The results from Stanford University’s brand new study of charter public schools in Michigan are impressive: 42 percent of charter schools bested conventional schools in math achievement gains and 35 percent did the same in reading. Only 2 percent of charters did worse in reading and only 6 percent did worse in math.
It’s hard to call those results anything but a smashing success. But critics of charter schools might try to downplay these results and cherry-pick a few negative results. They might question the study’s methodology, too.
Doug Pratt, director of public affairs for the Michigan Education Association, did just that in article about this new study at Michigan Radio.
Pratt and other charter school critics, however, should remember this new study’s methodology is the very same one used in a 2009 study by the same Stanford researchers that charter school critics routinely cite. That study, which did not include any data from Michigan, found that only 17 percent of charters were doing better than conventional schools and 37 percent were doing worse, on average.
The MEA references the findings from Stanford’s 2009 study on a Web page titled, “Suggested Reading: Credible Research on Education Policy Issues.” Similarly, the American Federation of Teachers-Michigan, the second largest teachers union in the state, cites the same study in a 2011 press release, calling it “the most rigorous evaluation of charter school performance.”
It’s not just teachers unions citing this study, however. Gary Miron, a professor at Western Michigan University who spoke out against lifting the cap on Michigan charter schools, referenced the 2009 Stanford study in his legislative testimony. He also co-authored a review of that study for the union-funded National Education Policy Center and called it a “high-quality charter school report” whose “analyses are largely sound.”

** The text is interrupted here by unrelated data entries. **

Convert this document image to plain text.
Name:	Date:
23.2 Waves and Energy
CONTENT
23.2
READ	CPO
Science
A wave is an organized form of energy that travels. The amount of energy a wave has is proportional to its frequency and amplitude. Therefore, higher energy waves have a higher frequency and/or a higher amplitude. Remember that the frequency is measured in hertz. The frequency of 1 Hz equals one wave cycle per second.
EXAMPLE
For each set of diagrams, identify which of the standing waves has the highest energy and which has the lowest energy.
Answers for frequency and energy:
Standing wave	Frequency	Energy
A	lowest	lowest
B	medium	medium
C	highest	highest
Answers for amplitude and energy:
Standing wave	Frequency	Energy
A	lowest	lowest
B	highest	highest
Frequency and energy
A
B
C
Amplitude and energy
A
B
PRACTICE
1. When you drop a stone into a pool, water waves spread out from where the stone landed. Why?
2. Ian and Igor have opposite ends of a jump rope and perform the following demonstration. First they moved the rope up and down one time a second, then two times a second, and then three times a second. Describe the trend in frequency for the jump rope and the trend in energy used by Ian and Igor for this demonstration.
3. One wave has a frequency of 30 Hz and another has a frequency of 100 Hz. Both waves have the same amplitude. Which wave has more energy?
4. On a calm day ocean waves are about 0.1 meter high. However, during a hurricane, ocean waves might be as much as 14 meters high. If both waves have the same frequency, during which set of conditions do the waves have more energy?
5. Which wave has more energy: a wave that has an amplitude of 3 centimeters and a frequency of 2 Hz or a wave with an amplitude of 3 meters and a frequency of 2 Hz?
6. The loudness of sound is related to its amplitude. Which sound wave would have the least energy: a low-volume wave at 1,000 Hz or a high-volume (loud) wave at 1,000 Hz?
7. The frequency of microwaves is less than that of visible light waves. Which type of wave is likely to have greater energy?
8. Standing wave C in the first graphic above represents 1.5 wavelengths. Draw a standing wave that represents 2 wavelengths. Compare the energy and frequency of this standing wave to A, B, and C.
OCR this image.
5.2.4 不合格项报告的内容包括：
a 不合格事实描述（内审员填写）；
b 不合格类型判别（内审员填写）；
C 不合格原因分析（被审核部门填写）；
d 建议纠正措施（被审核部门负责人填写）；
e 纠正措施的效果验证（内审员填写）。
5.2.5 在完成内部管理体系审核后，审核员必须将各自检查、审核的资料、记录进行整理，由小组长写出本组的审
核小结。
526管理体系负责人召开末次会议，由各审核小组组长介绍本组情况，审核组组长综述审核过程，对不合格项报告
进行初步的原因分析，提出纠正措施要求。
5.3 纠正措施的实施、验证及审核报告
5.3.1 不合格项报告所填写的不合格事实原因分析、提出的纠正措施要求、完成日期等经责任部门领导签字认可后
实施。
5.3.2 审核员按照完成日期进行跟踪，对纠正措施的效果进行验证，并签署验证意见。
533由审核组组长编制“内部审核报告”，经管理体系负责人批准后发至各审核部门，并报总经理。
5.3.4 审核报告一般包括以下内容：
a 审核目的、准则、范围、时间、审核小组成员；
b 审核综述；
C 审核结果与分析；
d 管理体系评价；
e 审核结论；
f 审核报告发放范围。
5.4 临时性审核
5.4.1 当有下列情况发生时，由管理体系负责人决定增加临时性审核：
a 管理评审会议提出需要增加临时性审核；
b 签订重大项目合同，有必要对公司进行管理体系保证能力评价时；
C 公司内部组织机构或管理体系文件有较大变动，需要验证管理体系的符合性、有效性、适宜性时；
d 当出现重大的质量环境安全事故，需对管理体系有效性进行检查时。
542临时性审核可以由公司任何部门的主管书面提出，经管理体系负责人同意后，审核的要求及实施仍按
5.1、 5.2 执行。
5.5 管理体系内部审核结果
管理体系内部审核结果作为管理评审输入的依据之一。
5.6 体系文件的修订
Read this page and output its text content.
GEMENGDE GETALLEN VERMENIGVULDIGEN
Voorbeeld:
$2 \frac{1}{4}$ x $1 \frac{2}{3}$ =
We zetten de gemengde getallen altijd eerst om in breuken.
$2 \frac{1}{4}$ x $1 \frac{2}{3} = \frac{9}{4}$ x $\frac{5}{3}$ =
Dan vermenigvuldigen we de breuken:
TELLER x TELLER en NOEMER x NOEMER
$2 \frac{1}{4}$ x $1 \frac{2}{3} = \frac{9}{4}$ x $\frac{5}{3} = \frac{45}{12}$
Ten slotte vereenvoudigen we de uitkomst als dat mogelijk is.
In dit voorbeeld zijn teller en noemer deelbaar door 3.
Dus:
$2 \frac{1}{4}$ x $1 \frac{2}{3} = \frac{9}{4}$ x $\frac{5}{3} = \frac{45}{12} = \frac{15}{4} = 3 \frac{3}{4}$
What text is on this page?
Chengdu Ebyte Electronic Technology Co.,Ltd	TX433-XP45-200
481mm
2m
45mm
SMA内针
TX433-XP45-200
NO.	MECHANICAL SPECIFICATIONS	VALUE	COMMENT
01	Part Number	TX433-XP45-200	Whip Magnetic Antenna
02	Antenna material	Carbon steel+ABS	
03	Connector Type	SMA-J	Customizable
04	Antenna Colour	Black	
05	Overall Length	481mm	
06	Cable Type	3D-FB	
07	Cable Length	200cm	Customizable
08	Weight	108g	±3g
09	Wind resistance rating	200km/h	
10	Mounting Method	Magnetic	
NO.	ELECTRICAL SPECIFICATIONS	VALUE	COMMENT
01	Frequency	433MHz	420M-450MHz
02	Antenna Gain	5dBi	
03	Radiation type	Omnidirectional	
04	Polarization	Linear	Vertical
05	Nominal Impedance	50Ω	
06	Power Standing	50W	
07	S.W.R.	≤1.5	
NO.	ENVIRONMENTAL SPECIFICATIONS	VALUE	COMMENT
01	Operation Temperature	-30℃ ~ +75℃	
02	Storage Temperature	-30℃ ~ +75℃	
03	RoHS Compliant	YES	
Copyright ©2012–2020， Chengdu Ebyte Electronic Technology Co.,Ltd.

Back in 2011, Vickie Markavitch, the superintendent of Oakland Schools, said that there was “very credible data collected by unbiased entities like Stanford University” about the performance of charter schools. She then cited the findings for the 2009 Stanford study.
Michael Rice, superintendent of Kalamazoo Public Schools, gave every member of the Senate Education Committee in 2011 a copy of the 2009 Stanford study and used it as a key point in his testimony against lifting the cap on charter schools in Michigan.
Regardless of how critics attempt to spin the results, there’s no getting around the fact that on the whole there’s a lot to celebrate about Michigan’s nearly 20-year-old charter school experiment. Thousands of students are making greater learning gains because of the hard work others have done to create high-performing charter schools.